3. Il Procuratore generale presso questa Corte depositava quindi requisitoria con la quale richiedeva declaratoria di inammissibilità del ricorso.
4. Il ricorso, infondato, deve essere rigettato con ogni dovuta conseguenza di legge.
Quanto al primo motivo di ricorso di cui sopra sub 2.a, invero, risulta del tutto corretta la soluzione data dal Tribunale di Sorveglianza al caso - come quello in esame - in cui il soggetto sia contemporaneamente detenuto per un titolo definitivo e per una custodia cautelare per diversa causa : in base al disposto dell'art. 18 ter Ord. Pen., infatti, deve ritenersi la concorrente competenza del Magistrato di Sorveglianza per quel che attiene ai profili inerenti la sicurezza o l'ordine in Istituto, e del giudice che procede in relazione alle esigenze inerenti le indagini. In tal senso depone la diversità delle anzidette finalità, quali espressamente indicate dalla norma in esame, cui non può non corrispondere anche diversa competenza valutativa. La concentrazione della decisione in unico organo, invero, condurrebbe - con risultato inammissibile - o ad annullare uno dei profili valutativi richiesti dalla norma, o ad addossare ad un magistrato la valutazione anche di aspetti a lui estranei. Nella fattispecie, pertanto, nessuna discrasia può essere rilevata in ordine alla diversa valutazione resa da due organi giudiziari diversi, proprio per la loro autonoma competenza e per la differente ragione posta, ex lege, alla base delle singole valutazioni.

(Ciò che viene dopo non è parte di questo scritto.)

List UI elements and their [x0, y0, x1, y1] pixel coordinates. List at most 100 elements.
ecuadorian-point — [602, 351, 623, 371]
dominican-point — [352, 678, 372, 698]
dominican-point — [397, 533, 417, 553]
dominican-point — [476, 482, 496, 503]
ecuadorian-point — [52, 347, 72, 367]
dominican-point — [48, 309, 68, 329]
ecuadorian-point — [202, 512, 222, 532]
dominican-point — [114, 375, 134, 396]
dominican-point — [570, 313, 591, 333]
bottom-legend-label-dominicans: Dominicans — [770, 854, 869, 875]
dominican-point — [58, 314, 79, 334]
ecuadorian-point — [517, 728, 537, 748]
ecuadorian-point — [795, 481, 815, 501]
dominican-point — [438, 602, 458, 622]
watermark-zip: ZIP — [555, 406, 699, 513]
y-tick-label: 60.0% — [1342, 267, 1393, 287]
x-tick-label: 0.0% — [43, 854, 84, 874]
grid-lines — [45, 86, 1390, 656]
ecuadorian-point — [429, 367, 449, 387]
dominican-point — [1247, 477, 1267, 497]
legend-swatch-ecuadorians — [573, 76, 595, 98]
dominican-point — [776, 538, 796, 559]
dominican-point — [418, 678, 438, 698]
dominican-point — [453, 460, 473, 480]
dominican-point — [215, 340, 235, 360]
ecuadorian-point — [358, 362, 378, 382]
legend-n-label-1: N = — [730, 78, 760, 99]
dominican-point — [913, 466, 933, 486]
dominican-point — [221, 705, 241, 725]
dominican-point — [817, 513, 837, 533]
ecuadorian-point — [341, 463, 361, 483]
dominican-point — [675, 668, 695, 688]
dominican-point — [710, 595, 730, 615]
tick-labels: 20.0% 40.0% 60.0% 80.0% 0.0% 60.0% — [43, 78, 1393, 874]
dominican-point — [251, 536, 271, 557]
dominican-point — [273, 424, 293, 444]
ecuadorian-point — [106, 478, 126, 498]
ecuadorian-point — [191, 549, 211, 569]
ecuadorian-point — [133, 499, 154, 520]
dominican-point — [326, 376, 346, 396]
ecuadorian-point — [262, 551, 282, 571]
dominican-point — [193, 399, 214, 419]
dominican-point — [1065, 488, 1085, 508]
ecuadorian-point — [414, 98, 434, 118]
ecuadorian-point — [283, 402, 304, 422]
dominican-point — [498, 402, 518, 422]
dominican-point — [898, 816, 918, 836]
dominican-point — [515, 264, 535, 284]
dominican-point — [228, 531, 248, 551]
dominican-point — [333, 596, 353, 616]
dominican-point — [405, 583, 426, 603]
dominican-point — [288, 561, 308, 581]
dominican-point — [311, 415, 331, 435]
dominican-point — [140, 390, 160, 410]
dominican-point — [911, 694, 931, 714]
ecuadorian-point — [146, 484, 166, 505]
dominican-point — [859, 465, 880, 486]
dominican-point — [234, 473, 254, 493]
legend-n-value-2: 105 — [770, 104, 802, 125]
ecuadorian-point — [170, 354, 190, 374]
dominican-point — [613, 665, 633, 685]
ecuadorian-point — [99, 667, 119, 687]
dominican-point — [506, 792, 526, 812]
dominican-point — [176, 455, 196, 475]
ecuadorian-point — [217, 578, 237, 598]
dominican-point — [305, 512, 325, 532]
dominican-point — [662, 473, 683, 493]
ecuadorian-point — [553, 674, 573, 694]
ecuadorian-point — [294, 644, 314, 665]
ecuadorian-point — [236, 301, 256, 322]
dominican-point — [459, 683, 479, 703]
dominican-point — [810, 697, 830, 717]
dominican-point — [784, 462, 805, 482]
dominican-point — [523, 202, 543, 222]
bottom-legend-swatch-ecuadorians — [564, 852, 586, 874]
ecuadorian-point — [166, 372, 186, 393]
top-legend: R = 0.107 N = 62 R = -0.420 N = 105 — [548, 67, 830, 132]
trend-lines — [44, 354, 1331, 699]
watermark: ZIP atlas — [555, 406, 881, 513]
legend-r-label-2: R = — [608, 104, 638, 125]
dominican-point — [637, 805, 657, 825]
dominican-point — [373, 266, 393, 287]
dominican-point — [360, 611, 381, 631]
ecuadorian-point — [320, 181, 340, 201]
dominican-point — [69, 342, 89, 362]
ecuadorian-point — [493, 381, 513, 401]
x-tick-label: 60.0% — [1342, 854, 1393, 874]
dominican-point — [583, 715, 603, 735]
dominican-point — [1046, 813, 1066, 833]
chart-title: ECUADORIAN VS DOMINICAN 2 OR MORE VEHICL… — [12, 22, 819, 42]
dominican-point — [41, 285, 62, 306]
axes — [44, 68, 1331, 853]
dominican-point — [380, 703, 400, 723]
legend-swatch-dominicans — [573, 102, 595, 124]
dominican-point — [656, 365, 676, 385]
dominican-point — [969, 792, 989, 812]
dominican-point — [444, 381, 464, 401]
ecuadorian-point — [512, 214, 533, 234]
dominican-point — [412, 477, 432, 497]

Ciò posto, devono essere respinti anche i successivi motivi di impugnazione.- Non è fondato quello che invoca il principio del favor rei v. sopra sub 2.b di cui all'art. 669 c.p.p., secondo cui dovrebbe eseguirsi solo la decisione più favorevole per l'odierno ricorrente, atteso che tale principio, pur estensibile anche alle ordinanza in materia esecutiva, presuppone identità della complessiva materia oggetto di decisione, identità che nel caso in esame - come sopra si è rilevato - non sussiste, attesa la diversa sfera di competenza in relazione alla differente ratio decidendi su aspetti non coincidenti. Inammissibile, infine, è il terzo motivo di ricorso di cui sopra sub 2.c posto che esso propone censura sul merito del fatto, e cioè una diversa lettura dei contenuti di pericolosità della missiva in questione, non consentita in questa sede di legittimità, essendo peraltro del tutto logica e coerente la motivazione dell'impugnato provvedimento.
In definitiva il ricorso, infondato in ogni sua prospettazione, deve essere respinto. Alla completa reiezione del gravame consegue ex lege, in forza del disposto dell'art. 616 c.p.p., la condanna del ricorrente al pagamento delle spese processuali.
P.Q.M.
Rigetta il ricorso e condanna il ricorrente IO ES al pagamento delle spese processuali.
Così deciso in Roma, il 30 Novembre 2010.